中文課名:經濟學與政治科學中的因果機器學習

授課教師:陳釗而

研究室:台大次震宇宙館 223室

Course Description

This course introduces machine learning methods and their applications to causal inference in economics and political science. In data-rich empirical research, the central challenge lies not only in asking meaningful questions but also in applying empirical methods with rigor and good judgment. To this end, we examine examples of off-the-shelf machine learning tools used in economics and political science, followed by highlights from the emerging econometric literature that integrates machine learning with causal inference.

Students are expected to complete all problem sets and assigned readings.
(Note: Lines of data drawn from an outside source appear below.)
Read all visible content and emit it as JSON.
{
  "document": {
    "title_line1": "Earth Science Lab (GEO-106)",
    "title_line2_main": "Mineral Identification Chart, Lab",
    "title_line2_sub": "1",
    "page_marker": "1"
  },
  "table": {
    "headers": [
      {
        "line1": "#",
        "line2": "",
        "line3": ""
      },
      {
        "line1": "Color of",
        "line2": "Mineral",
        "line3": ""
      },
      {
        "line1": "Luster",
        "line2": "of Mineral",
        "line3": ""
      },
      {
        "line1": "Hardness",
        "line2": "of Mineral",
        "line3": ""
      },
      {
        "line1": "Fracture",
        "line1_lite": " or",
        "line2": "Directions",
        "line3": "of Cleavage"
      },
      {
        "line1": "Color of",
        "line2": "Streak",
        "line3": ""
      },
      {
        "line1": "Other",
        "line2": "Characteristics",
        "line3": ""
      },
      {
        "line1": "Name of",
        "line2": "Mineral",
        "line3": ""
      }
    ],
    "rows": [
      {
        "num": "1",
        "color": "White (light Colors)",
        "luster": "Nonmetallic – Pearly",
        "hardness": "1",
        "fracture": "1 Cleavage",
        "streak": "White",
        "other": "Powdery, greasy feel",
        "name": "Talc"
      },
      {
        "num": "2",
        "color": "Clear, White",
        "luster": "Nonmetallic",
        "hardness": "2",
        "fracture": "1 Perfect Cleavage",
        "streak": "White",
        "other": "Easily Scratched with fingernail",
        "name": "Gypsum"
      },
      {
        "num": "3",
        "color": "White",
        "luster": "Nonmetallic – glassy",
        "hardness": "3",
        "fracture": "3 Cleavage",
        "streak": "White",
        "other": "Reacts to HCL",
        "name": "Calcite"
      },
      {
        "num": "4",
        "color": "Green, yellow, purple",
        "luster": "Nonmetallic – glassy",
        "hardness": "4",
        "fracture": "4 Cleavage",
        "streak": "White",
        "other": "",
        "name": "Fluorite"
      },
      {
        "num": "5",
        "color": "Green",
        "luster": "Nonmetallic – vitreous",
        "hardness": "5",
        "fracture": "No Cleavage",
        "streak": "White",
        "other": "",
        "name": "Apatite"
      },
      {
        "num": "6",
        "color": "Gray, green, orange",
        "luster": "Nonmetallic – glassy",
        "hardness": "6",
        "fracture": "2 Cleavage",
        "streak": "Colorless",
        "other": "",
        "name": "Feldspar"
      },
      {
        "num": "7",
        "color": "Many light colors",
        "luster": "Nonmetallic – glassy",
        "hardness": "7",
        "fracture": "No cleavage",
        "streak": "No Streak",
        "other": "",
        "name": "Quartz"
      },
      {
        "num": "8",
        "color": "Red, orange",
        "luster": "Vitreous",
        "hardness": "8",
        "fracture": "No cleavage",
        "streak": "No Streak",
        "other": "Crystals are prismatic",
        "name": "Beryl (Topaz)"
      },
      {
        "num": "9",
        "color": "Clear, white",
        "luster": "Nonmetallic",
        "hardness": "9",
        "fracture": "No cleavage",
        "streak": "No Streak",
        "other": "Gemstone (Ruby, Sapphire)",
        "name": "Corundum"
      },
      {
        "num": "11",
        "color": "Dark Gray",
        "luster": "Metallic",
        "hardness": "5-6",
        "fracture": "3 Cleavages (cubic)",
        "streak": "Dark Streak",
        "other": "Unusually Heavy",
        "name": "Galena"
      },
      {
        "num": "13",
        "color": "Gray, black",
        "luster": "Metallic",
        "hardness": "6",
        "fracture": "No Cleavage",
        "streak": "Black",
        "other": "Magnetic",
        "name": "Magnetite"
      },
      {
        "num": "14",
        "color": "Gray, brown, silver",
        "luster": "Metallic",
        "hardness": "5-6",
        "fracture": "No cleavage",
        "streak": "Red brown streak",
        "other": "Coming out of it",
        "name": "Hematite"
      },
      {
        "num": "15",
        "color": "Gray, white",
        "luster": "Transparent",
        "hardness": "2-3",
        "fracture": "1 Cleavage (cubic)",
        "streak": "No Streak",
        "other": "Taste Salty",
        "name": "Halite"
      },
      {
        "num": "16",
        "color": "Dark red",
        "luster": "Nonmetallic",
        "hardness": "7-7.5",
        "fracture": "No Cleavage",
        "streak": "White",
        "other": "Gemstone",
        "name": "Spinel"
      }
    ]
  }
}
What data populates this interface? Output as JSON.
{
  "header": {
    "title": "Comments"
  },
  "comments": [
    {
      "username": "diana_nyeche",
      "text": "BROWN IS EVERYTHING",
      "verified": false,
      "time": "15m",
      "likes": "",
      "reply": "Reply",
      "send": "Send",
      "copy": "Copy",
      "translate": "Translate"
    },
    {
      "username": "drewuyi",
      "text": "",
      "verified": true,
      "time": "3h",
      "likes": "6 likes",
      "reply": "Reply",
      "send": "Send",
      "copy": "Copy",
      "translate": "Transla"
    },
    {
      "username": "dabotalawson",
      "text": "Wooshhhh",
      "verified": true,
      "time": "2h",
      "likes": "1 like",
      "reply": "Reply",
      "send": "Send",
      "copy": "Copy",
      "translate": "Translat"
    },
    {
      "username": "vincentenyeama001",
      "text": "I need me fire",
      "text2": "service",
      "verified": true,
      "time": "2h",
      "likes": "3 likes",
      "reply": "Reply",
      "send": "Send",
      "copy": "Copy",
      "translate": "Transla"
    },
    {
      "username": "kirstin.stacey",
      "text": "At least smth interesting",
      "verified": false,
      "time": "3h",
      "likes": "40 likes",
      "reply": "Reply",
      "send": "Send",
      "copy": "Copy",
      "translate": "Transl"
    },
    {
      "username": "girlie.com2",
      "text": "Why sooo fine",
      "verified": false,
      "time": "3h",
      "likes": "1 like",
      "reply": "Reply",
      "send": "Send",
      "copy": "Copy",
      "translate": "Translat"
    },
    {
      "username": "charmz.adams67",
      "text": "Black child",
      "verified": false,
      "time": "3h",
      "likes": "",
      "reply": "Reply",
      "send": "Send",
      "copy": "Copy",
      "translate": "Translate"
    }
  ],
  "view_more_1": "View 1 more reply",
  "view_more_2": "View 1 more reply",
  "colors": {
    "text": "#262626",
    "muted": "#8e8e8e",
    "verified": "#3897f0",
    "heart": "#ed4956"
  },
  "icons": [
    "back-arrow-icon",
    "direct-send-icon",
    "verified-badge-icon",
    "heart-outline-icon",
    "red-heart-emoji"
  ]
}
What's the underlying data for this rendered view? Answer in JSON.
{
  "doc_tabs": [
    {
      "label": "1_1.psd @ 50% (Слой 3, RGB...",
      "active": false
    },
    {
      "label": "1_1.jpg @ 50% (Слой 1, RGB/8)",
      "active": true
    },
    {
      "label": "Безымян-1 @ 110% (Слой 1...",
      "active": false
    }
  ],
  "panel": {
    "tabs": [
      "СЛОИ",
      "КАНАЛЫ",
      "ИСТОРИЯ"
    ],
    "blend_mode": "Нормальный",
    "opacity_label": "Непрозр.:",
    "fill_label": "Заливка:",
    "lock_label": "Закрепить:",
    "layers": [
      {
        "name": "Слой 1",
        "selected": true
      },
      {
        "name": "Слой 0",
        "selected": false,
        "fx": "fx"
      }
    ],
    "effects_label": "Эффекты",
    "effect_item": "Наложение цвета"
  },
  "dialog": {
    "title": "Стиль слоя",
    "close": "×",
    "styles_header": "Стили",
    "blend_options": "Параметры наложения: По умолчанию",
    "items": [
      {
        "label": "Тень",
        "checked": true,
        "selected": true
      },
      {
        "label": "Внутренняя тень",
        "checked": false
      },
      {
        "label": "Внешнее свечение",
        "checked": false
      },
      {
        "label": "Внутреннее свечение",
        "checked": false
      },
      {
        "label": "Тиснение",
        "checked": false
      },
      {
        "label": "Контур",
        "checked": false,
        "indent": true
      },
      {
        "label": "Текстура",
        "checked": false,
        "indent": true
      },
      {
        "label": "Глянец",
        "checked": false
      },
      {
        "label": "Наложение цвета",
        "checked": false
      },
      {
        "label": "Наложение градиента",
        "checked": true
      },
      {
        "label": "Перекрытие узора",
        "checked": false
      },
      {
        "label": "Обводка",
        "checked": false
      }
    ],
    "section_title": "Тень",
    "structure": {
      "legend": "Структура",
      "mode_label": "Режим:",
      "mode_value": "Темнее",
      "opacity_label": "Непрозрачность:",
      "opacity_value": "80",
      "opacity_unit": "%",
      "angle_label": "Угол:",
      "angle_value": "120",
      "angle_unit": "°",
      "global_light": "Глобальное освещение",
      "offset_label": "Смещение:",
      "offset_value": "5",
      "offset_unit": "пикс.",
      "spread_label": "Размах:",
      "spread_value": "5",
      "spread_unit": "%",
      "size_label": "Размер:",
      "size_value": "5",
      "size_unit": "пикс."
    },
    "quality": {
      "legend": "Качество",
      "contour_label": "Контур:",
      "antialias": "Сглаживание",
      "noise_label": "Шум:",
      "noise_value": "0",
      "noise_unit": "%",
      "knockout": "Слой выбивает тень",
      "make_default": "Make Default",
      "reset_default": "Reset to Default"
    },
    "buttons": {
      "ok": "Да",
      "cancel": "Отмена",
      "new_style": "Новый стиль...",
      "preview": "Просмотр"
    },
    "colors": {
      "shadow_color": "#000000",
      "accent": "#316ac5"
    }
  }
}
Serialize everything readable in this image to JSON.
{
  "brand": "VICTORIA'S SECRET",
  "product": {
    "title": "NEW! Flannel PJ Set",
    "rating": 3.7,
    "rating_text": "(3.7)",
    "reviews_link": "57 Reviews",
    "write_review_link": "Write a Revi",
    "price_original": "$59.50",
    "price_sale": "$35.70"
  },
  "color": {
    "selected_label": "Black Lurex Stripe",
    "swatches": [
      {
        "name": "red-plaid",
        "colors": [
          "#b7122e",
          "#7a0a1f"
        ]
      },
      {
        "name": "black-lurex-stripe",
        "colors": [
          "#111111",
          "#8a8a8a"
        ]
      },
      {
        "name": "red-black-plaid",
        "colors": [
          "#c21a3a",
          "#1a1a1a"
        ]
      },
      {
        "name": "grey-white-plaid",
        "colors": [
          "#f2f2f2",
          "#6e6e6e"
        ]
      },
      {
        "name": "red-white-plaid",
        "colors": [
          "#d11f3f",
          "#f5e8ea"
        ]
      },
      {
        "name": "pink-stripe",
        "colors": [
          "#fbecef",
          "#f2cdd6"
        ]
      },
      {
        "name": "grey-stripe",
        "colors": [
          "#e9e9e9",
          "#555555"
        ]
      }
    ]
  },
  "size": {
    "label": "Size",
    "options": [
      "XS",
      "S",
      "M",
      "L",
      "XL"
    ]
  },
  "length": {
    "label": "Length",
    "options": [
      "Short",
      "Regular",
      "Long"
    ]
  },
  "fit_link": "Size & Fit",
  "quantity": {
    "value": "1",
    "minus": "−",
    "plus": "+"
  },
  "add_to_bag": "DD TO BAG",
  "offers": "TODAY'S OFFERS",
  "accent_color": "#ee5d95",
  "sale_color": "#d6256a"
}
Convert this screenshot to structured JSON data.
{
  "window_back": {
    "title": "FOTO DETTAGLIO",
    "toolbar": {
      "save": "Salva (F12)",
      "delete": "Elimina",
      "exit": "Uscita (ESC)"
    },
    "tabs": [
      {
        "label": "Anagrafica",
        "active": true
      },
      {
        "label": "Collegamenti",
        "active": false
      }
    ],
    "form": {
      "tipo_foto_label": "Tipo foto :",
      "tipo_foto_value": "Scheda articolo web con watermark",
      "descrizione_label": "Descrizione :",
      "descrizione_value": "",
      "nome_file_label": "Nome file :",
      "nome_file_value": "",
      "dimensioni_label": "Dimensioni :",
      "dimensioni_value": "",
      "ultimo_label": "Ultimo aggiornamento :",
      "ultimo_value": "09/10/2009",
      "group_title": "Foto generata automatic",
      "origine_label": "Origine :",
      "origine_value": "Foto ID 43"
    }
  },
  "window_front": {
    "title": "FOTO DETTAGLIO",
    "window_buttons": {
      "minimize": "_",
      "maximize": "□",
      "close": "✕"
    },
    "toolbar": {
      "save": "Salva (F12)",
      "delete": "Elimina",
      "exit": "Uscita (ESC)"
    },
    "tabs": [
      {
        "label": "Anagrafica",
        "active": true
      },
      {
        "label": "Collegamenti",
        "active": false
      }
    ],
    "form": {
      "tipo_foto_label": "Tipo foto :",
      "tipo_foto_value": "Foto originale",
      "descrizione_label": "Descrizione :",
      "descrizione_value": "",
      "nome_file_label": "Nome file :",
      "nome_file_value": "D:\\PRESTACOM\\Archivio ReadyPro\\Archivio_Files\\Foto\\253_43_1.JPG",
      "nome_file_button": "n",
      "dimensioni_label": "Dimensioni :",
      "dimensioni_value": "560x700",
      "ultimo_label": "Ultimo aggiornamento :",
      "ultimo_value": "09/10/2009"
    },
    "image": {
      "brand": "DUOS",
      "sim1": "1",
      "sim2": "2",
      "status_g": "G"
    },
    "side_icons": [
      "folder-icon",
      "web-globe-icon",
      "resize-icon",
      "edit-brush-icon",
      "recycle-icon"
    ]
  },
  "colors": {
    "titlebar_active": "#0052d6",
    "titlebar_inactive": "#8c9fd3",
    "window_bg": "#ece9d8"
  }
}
Active participation is strongly encouraged—questions and class discussion will be an integral part of the learning process. Mastery of the techniques taught in this course will be evaluated through four assignments and one in-class final exam.

Course Objective

By the end of the course, students will have developed a working familiarity with causal machine learning techniques as well as practical skills in data handling and programming.

Course Outline

  1. Review of statistics; identification; the potential outcomes framework
  2. The Furious Five – Randomized controlled trials
  3. The Furious Five – Regression, Part I
  4. The Furious Five – Regression (“Matchmaker”), Part II
  5. The Furious Five – Instrumental variables
  6. The Furious Five – Difference-in-differences
  7. The Furious Five – Regression discontinuity design
  8. Panel data models and synthetic control methods
  9. A helicopter tour of causal machine learning in economics and political science
  10. Modern high-dimensional econometrics
  11. The double-lasso selection procedure
  12. Decision trees and random forests
  13. Causal forests
  14. Heterogeneous treatment effects and policy learning
  15. Review and discussion
  16. Review and discussion

Readings

  1. Angrist, J., and Pischke, J. (2009). Mostly Harmless Econometrics. Princeton University Press.
  2. James, G., Witten, D., Hastie, T., and Tibshirani, R. (2021). An Introduction to Statistical Learning with Applications in R, 2nd ed. Springer.
  3. Chen, Jau-er, and Jing, Annette (2025). “Recent Advances in Causal Machine Learning and Dynamic Policy Learning.” Wiley Interdisciplinary Reviews: Computational Statistics, 17(4), 1–27.

Grading

Assessment consists of four assignments (80%) and one in-class final exam (20%).